The Trudeau government has come under fire for dropping historical symbols from the Canadian Royal Crown and our national passport. I recently renewed my passport, which I was happy to receive by mail within 20 working days. It’s stamped with the royal coat of arms on the front cover and historic pictures of Samuel de Champlain, the Fathers of Confederation, Parliament, Niagara Falls and others printed on pages.
Luckily, I chose the 10-year expiration so I get to enjoy looking at them for another decade.
The Liberal attempt to erase history is not the first nor last attempt by governments to do so. In his extensively-researched 2022 book, Monumental Fury: The History of Iconoclasm and the Future of Our Past, Matthew Fraser, professor of communication, media and culture at the American University of Paris and former editor-in-chief of this newspaper, lays out the history of iconoclasm in stark detail.
His focus is the toppling of statutes and destruction of symbols in the wake of the killing of George Floyd and the growing hostility to any reference to slavery, colonization or racism. Not only have statues of Christopher Columbus, Winston Churchill, Voltaire and John A. Macdonald been toppled or defaced, but their names have also been removed from schools and other buildings.
Removing religious and historical symbols from Canada’s passport and crown is not quite in the same league as defacing statues, but it is still literally iconoclastic, in the sense of the Greek eikonoklastēs, meaning “image destroyer.” We typically think of iconoclasm as criticism of or opposition to widely held beliefs and practices, but decisions to erase historical symbols are just as politically driven.
Fraser divides iconoclasm into three types: religion, revolution and revolt. Religious iconoclasm, as in the Taliban’s destruction of the ancient Bamiyan Buddhas in Afghanistan, is an example of destroying statues to erase religious ties. The Taliban are not the only guilty party, however. Early Christians destroyed pagan statues and religious idols in the Roman empire, while the Spanish destroyed Mexico’s Aztec symbols in the name of the Christian faith.
Revolution is another reason older symbols of authority are destroyed. Historical attempts to erase history in support of regime change include removing Catholic symbols in Henry VIII’s England, defacing George III’s statue in lower Manhattan during the American Revolution and obliterating “bourgeois” monuments in China and Russia to promote communist ideology. And, of course, the fall of Communism saw statues of Mao and Stalin go the way of many of their pre-communist predecessors.
Spontaneous outbreaks of iconoclasm often reflect claims of victimhood and remedy for past injustice. Examples include 16th-century violence in Dutch provinces against the Hapsburg monarchy or the 2021 toppling of statues of Queens Victoria and Elizabeth II in Winnipeg during the furor over possible unmarked graves found near Indigenous residential schools.

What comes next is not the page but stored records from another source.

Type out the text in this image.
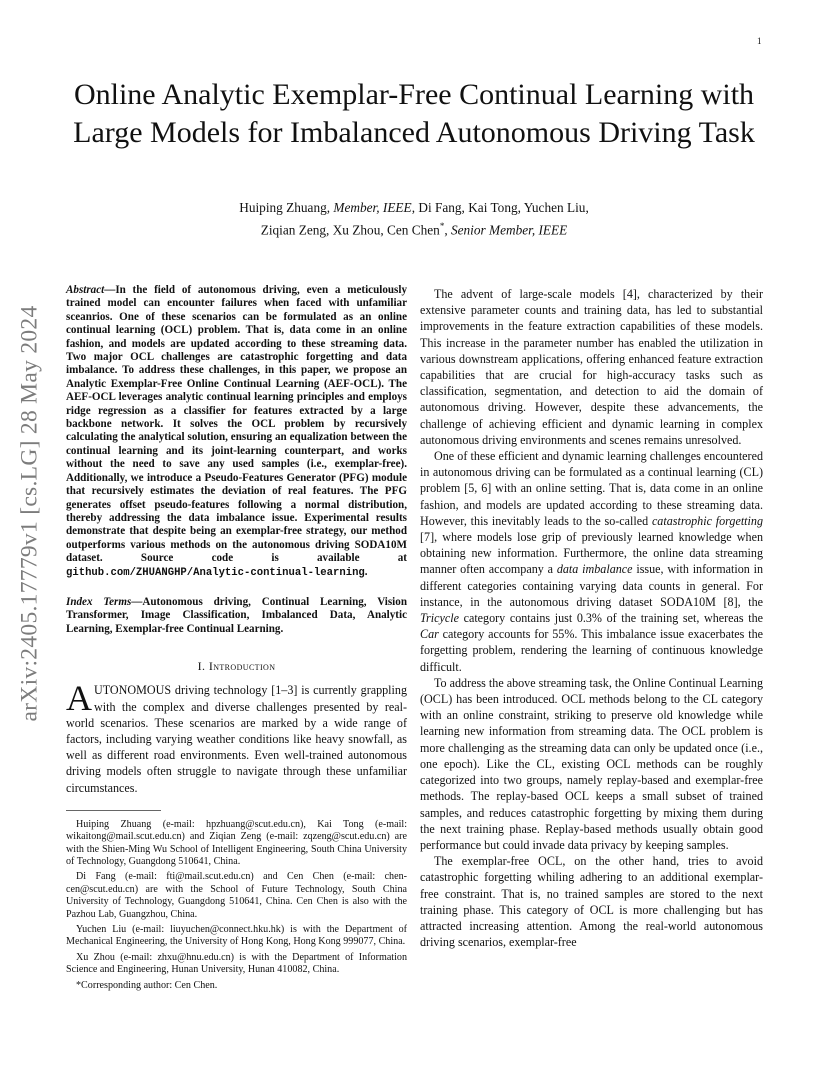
1
arXiv:2405.17779v1 [cs.LG] 28 May 2024
Online Analytic Exemplar-Free Continual Learning with Large Models for Imbalanced Autonomous Driving Task
Huiping Zhuang, Member, IEEE, Di Fang, Kai Tong, Yuchen Liu,
Ziqian Zeng, Xu Zhou, Cen Chen*, Senior Member, IEEE
Abstract—In the field of autonomous driving, even a meticulously trained model can encounter failures when faced with unfamiliar sceanrios. One of these scenarios can be formulated as an online continual learning (OCL) problem. That is, data come in an online fashion, and models are updated according to these streaming data. Two major OCL challenges are catastrophic forgetting and data imbalance. To address these challenges, in this paper, we propose an Analytic Exemplar-Free Online Continual Learning (AEF-OCL). The AEF-OCL leverages analytic continual learning principles and employs ridge regression as a classifier for features extracted by a large backbone network. It solves the OCL problem by recursively calculating the analytical solution, ensuring an equalization between the continual learning and its joint-learning counterpart, and works without the need to save any used samples (i.e., exemplar-free). Additionally, we introduce a Pseudo-Features Generator (PFG) module that recursively estimates the deviation of real features. The PFG generates offset pseudo-features following a normal distribution, thereby addressing the data imbalance issue. Experimental results demonstrate that despite being an exemplar-free strategy, our method outperforms various methods on the autonomous driving SODA10M dataset. Source code is available at github.com/ZHUANGHP/Analytic-continual-learning.
Index Terms—Autonomous driving, Continual Learning, Vision Transformer, Image Classification, Imbalanced Data, Analytic Learning, Exemplar-free Continual Learning.
I. Introduction

AUTONOMOUS driving technology [1–3] is currently grappling with the complex and diverse challenges presented by real-world scenarios. These scenarios are marked by a wide range of factors, including varying weather conditions like heavy snowfall, as well as different road environments. Even well-trained autonomous driving models often struggle to navigate through these unfamiliar circumstances.

Huiping Zhuang (e-mail: hpzhuang@scut.edu.cn), Kai Tong (e-mail: wikaitong@mail.scut.edu.cn) and Ziqian Zeng (e-mail: zqzeng@scut.edu.cn) are with the Shien-Ming Wu School of Intelligent Engineering, South China University of Technology, Guangdong 510641, China.

Di Fang (e-mail: fti@mail.scut.edu.cn) and Cen Chen (e-mail: chen-cen@scut.edu.cn) are with the School of Future Technology, South China University of Technology, Guangdong 510641, China. Cen Chen is also with the Pazhou Lab, Guangzhou, China.

Yuchen Liu (e-mail: liuyuchen@connect.hku.hk) is with the Department of Mechanical Engineering, the University of Hong Kong, Hong Kong 999077, China.

Xu Zhou (e-mail: zhxu@hnu.edu.cn) is with the Department of Information Science and Engineering, Hunan University, Hunan 410082, China.

*Corresponding author: Cen Chen.

The advent of large-scale models [4], characterized by their extensive parameter counts and training data, has led to substantial improvements in the feature extraction capabilities of these models. This increase in the parameter number has enabled the utilization in various downstream applications, offering enhanced feature extraction capabilities that are crucial for high-accuracy tasks such as classification, segmentation, and detection to aid the domain of autonomous driving. However, despite these advancements, the challenge of achieving efficient and dynamic learning in complex autonomous driving environments and scenes remains unresolved.

One of these efficient and dynamic learning challenges encountered in autonomous driving can be formulated as a continual learning (CL) problem [5, 6] with an online setting. That is, data come in an online fashion, and models are updated according to these streaming data. However, this inevitably leads to the so-called catastrophic forgetting [7], where models lose grip of previously learned knowledge when obtaining new information. Furthermore, the online data streaming manner often accompany a data imbalance issue, with information in different categories containing varying data counts in general. For instance, in the autonomous driving dataset SODA10M [8], the Tricycle category contains just 0.3% of the training set, whereas the Car category accounts for 55%. This imbalance issue exacerbates the forgetting problem, rendering the learning of continuous knowledge difficult.

To address the above streaming task, the Online Continual Learning (OCL) has been introduced. OCL methods belong to the CL category with an online constraint, striking to preserve old knowledge while learning new information from streaming data. The OCL problem is more challenging as the streaming data can only be updated once (i.e., one epoch). Like the CL, existing OCL methods can be roughly categorized into two groups, namely replay-based and exemplar-free methods. The replay-based OCL keeps a small subset of trained samples, and reduces catastrophic forgetting by mixing them during the next training phase. Replay-based methods usually obtain good performance but could invade data privacy by keeping samples.

The exemplar-free OCL, on the other hand, tries to avoid catastrophic forgetting whiling adhering to an additional exemplar-free constraint. That is, no trained samples are stored to the next training phase. This category of OCL is more challenging but has attracted increasing attention. Among the real-world autonomous driving scenarios, exemplar-free
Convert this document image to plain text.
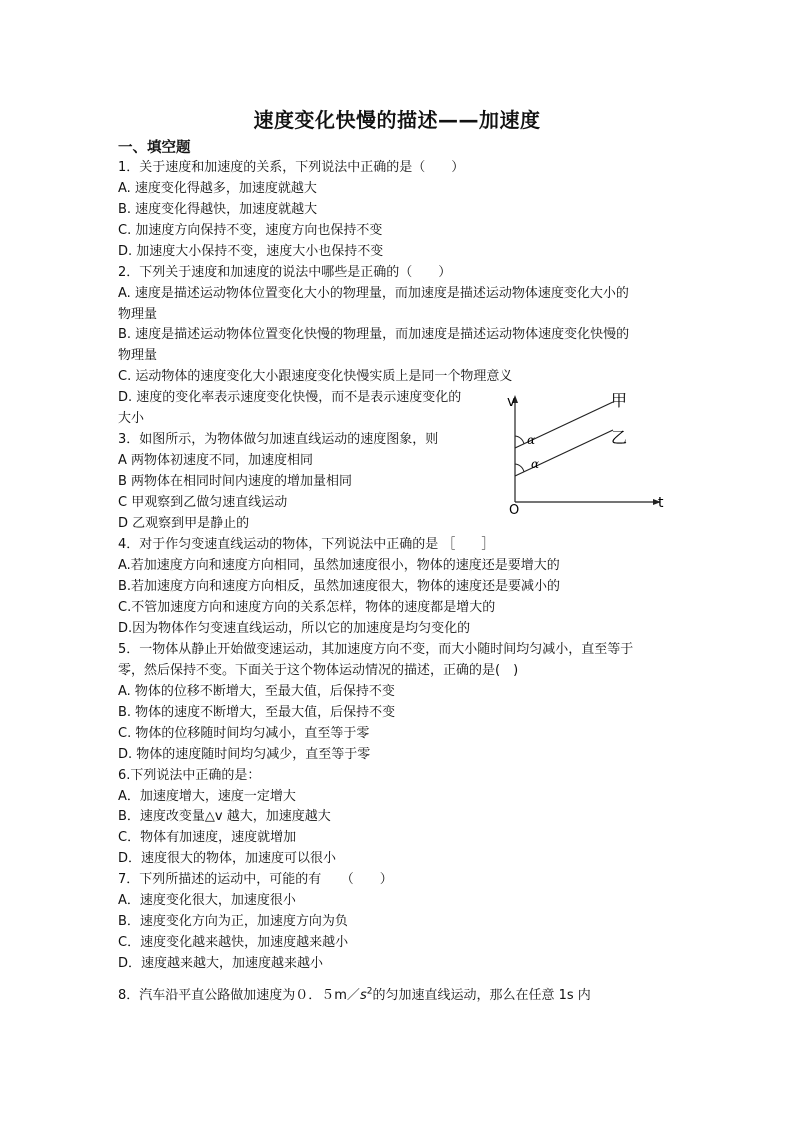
速度变化快慢的描述——加速度
一、填空题
1．关于速度和加速度的关系，下列说法中正确的是（　　）
A. 速度变化得越多，加速度就越大
B. 速度变化得越快，加速度就越大
C. 加速度方向保持不变，速度方向也保持不变
D. 加速度大小保持不变，速度大小也保持不变
2．下列关于速度和加速度的说法中哪些是正确的（　　）
A. 速度是描述运动物体位置变化大小的物理量，而加速度是描述运动物体速度变化大小的
物理量
B. 速度是描述运动物体位置变化快慢的物理量，而加速度是描述运动物体速度变化快慢的
物理量
C. 运动物体的速度变化大小跟速度变化快慢实质上是同一个物理意义
D. 速度的变化率表示速度变化快慢，而不是表示速度变化的
大小
3．如图所示，为物体做匀加速直线运动的速度图象，则
A 两物体初速度不同，加速度相同
B 两物体在相同时间内速度的增加量相同
C 甲观察到乙做匀速直线运动
D 乙观察到甲是静止的
4．对于作匀变速直线运动的物体，下列说法中正确的是 ［　　］
A.若加速度方向和速度方向相同，虽然加速度很小，物体的速度还是要增大的
B.若加速度方向和速度方向相反，虽然加速度很大，物体的速度还是要减小的
C.不管加速度方向和速度方向的关系怎样，物体的速度都是增大的
D.因为物体作匀变速直线运动，所以它的加速度是均匀变化的
5．一物体从静止开始做变速运动，其加速度方向不变，而大小随时间均匀减小，直至等于
零，然后保持不变。下面关于这个物体运动情况的描述，正确的是(　)
A. 物体的位移不断增大，至最大值，后保持不变
B. 物体的速度不断增大，至最大值，后保持不变
C. 物体的位移随时间均匀减小，直至等于零
D. 物体的速度随时间均匀减少，直至等于零
6.下列说法中正确的是：
A．加速度增大，速度一定增大
B．速度改变量△v 越大，加速度越大
C．物体有加速度，速度就增加
D．速度很大的物体，加速度可以很小
7．下列所描述的运动中，可能的有　　（　　）
A．速度变化很大，加速度很小
B．速度变化方向为正，加速度方向为负
C．速度变化越来越快，加速度越来越小
D．速度越来越大，加速度越来越小
8．汽车沿平直公路做加速度为０．$5m/s^2$的匀加速直线运动，那么在任意 1s 内
v
t
O
甲
乙
α
α
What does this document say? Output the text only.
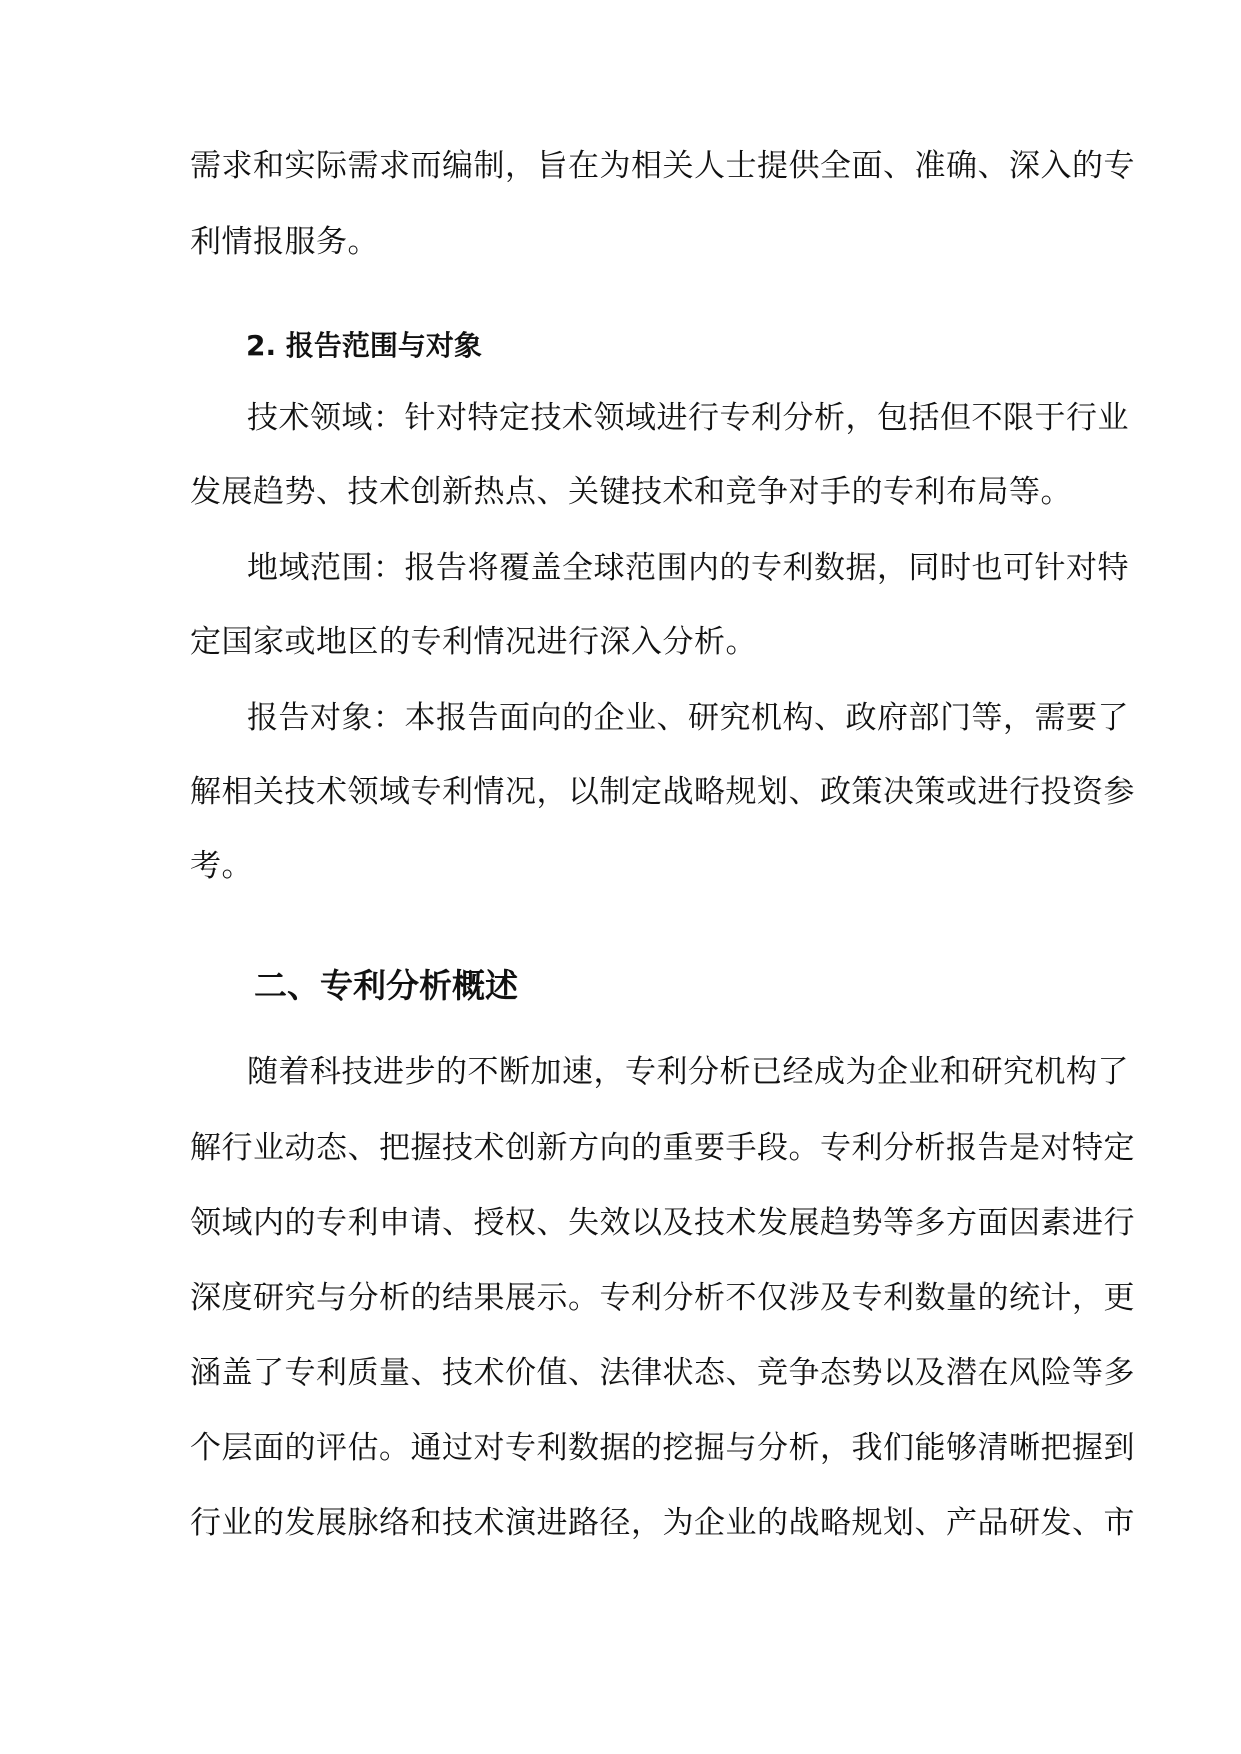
需求和实际需求而编制，旨在为相关人士提供全面、准确、深入的专
利情报服务。
2. 报告范围与对象
技术领域：针对特定技术领域进行专利分析，包括但不限于行业
发展趋势、技术创新热点、关键技术和竞争对手的专利布局等。
地域范围：报告将覆盖全球范围内的专利数据，同时也可针对特
定国家或地区的专利情况进行深入分析。
报告对象：本报告面向的企业、研究机构、政府部门等，需要了
解相关技术领域专利情况，以制定战略规划、政策决策或进行投资参
考。
二、专利分析概述
随着科技进步的不断加速，专利分析已经成为企业和研究机构了
解行业动态、把握技术创新方向的重要手段。专利分析报告是对特定
领域内的专利申请、授权、失效以及技术发展趋势等多方面因素进行
深度研究与分析的结果展示。专利分析不仅涉及专利数量的统计，更
涵盖了专利质量、技术价值、法律状态、竞争态势以及潜在风险等多
个层面的评估。通过对专利数据的挖掘与分析，我们能够清晰把握到
行业的发展脉络和技术演进路径，为企业的战略规划、产品研发、市
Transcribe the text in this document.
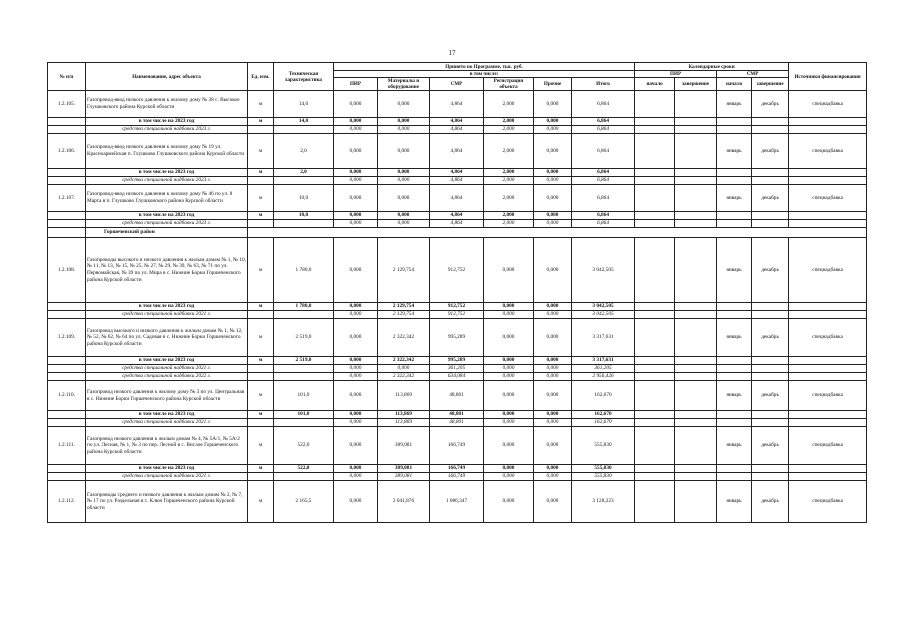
17
№ п/п	Наименование, адрес объекта	Ед. изм.	Техническая характеристика	Принято по Программе, тыс. руб.						Календарные сроки				Источники финансирования
				в том числе:						ПИР		СМР		
				ПИР	Материалы и оборудование	СМР	Регистрация объекта	Прочие	Итого	начало	завершение	начало	завершение	
1.2.105.	Газопровод-ввод низкого давления к жилому дому № 38 с. Высокое Глушковского района Курской области	м	14,0	0,000	0,000	4,864	2,000	0,000	6,864			январь	декабрь	спецнадбавка
	в том числе на 2023 год	м	14,0	0,000	0,000	4,864	2,000	0,000	6,864					
	средства специальной надбавки 2023 г.			0,000	0,000	4,864	2,000	0,000	6,864					
1.2.106.	Газопровод-ввод низкого давления к жилому дому № 19 ул. Красноармейская п. Глушково Глушковского района Курской области	м	2,0	0,000	0,000	4,864	2,000	0,000	6,864			январь	декабрь	спецнадбавка
	в том числе на 2023 год	м	2,0	0,000	0,000	4,864	2,000	0,000	6,864					
	средства специальной надбавки 2023 г.			0,000	0,000	4,864	2,000	0,000	6,864					
1.2.107.	Газопровод-ввод низкого давления к жилому дому № 46 по ул. 8 Марта в п. Глушково Глушковского района Курской области	м	10,0	0,000	0,000	4,864	2,000	0,000	6,864			январь	декабрь	спецнадбавка
	в том числе на 2023 год	м	10,0	0,000	0,000	4,864	2,000	0,000	6,864					
	средства специальной надбавки 2023 г.			0,000	0,000	4,864	2,000	0,000	6,864					
	Горшеченский район													
1.2.108.	Газопроводы высокого и низкого давления к жилым домам № 1, № 10, № 11, № 13, № 15, № 25, № 27, № 29, № 39, № 63, № 71 по ул. Первомайская, № 39 по ул. Мира в с. Нижние Борки Горшеченского района Курской области	м	1 780,0	0,000	2 129,754	912,752	0,000	0,000	3 042,505			январь	декабрь	спецнадбавка
	в том числе на 2023 год	м	1 780,0	0,000	2 129,754	912,752	0,000	0,000	3 042,505					
	средства специальной надбавки 2021 г.			0,000	2 129,754	912,752	0,000	0,000	3 042,505					
1.2.109.	Газопровод высокого и низкого давления к жилым домам № 1, № 12, № 52, № 62, № 64 по ул. Садовая в с. Нижние Борки Горшеченского района Курской области	м	2 519,0	0,000	2 322,342	995,289	0,000	0,000	3 317,631			январь	декабрь	спецнадбавка
	в том числе на 2023 год	м	2 519,0	0,000	2 322,342	995,289	0,000	0,000	3 317,631					
	средства специальной надбавки 2021 г.			0,000	0,000	361,205	0,000	0,000	361,205					
	средства специальной надбавки 2022 г.			0,000	2 322,342	634,084	0,000	0,000	2 956,426					
1.2.110.	Газопровод низкого давления к жилому дому № 3 по ул. Центральная в с. Нижние Борки Горшеченского района Курской области	м	101,0	0,000	113,869	48,801	0,000	0,000	162,670			январь	декабрь	спецнадбавка
	в том числе на 2023 год	м	101,0	0,000	113,869	48,801	0,000	0,000	162,670					
	средства специальной надбавки 2021 г.			0,000	113,869	48,801	0,000	0,000	162,670					
1.2.111.	Газопровод низкого давления к жилым домам № 4, № 5А/1, № 5А/2 по ул. Лесная, № 1, № 3 по пер. Лесной в с. Вислое Горшеченского района Курской области	м	522,0	0,000	389,081	166,749	0,000	0,000	555,830			январь	декабрь	спецнадбавка
	в том числе на 2023 год	м	522,0	0,000	389,081	166,749	0,000	0,000	555,830					
	средства специальной надбавки 2021 г.			0,000	389,081	166,749	0,000	0,000	555,830					
1.2.112.	Газопроводы среднего и низкого давления к жилым домам № 2, № 7, № 17 по ул. Раздельная в с. Ключ Горшеченского района Курской области	м	2 165,5	0,000	2 041,876	1 086,347	0,000	0,000	3 128,223			январь	декабрь	спецнадбавка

We are overly inclined to either support or condemn iconoclasm reflecting our personal values at a particular time. But what we view as unacceptable today might have been broadly agreed to by past generations. And what we feel is right today may be viewed as wrong behaviour in the future. I wonder if future generations won’t consider today’s cancellation of controversial speakers or university hires as having been beyond the pale.
In the long view, attempts to erase kings, queens and prime ministers from our history are neither sensible nor desirable. Their decisions helped form our institutions. We should understand the motives, good and bad, that drove them.
John A. Macdonald was far from perfect. But his National Policy, including relatively open immigration, was critical to ensure Canada became one country from sea to sea to sea. No prime minister who followed did as much to make that happen as Macdonald.
Yes, Canadian immigration policy was itself imperfect, becoming very restrictive, especially after 1919, and reaching its nadir, perhaps, with the turning back in 1939 of a boatload of Jewish refugees, condemning them to Nazi death camps. Even after the Second World War, Canada continued to restrict Jewish refugees desperate for a new home.
During this dark period, Prime Minister Mackenzie King supported his top immigration official, Frederick Blair, who was responsible for these decisions. Should we tear down King’s statue or remove his name from buildings and schools, including from a high school in a Jewish neighbourhood of Toronto? So far, the cancellers have only been concerned with Macdonald, not a Liberal prime minister with serious skeletons in his closet.
In Fraser’s taxonomy of iconoclasm, the current erasing of history from our crown and passports is a puzzle. British and French symbols, so important in our history, have not become unacceptable to most Canadians. Nor are most of us affronted by Samuel de Champlain or Terry Fox – so why are they being replaced with squirrels and bears? Neither are we undergoing a political revolution, although it could be a cultural one. If so, “woke” proponents need to convincingly revise history, not erase it.
In 2023 it’s the Liberals who are erasing our history. But what goes around often comes around. It may not be too many years before someone else banishes the Liberals’ symbols in condemnation for what future Canadians regard as their personal and policy sins.
If we erase all history, we lose connection to ourselves.
Jack Mintz is an economist and a trustee at the Aristotle Foundation for Public Policy.